20th March 2014
Went to the doctors yesterday, been signed off for six months, I just hate being off work. I am in my sixth year now out of work, my post traumatic stress is still with me. My depression seems to be mostly under control, I still have my 'low' days and I still get snappy and a bit of a grump.
It's my 57th birthday in ten days, and I have been reflecting on my life. The only time I have actually been happy is since I have been with my wife, children and grandchildren, we've been together for thirty two years on April 1st, what a date for an anniversary,
Anyway, back to my doctors visit. My feet and legs are still swollen, it's been over a year now, they make walking so difficult at times, the build up of hard skin is impossible to keep up with and the cracks in the soles keep cracking and bleeding. I have been on water tablets, they make me run to the loo a lot. I have recently been given support stockings, (I call them support socks) They are a pain to get on and off, they didn't do anything to help. Now I have to have blood tests, got my first one next week for diabetes, I don't think I have diabetes, I just googled it, yes I have some of the symptoms, but not all and anyway, I am a fat bastard and they say you have to be losing weight significantly, all I seem to do is put it on.

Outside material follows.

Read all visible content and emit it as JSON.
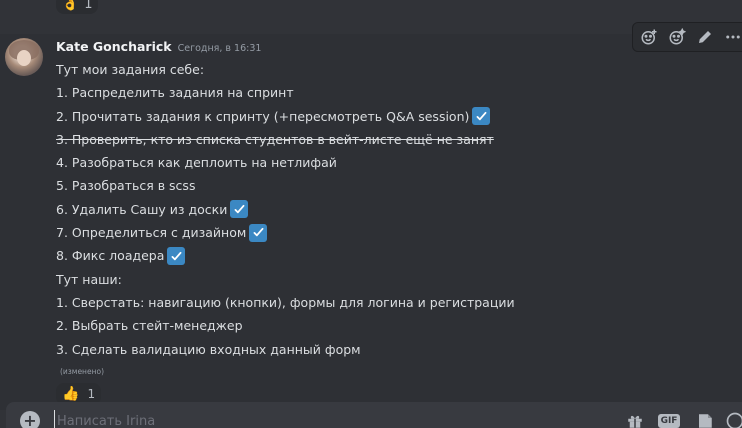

I am getting so stressed out just lately, I feel like chopping my damn legs off, the pain at times is almost unbearable. I woke up yesterday at 5am yesterday because of the pain, I was in pain all day.
Another thing that seems to be happening lately is my short term memory is crap, I have actually wrote an email to the Alzheimer's association, I keep meaning to talk to my doctor about it, but guess what? I keep forgetting to do so.
Wow I have actually written a normal post today, something must be wrong with me.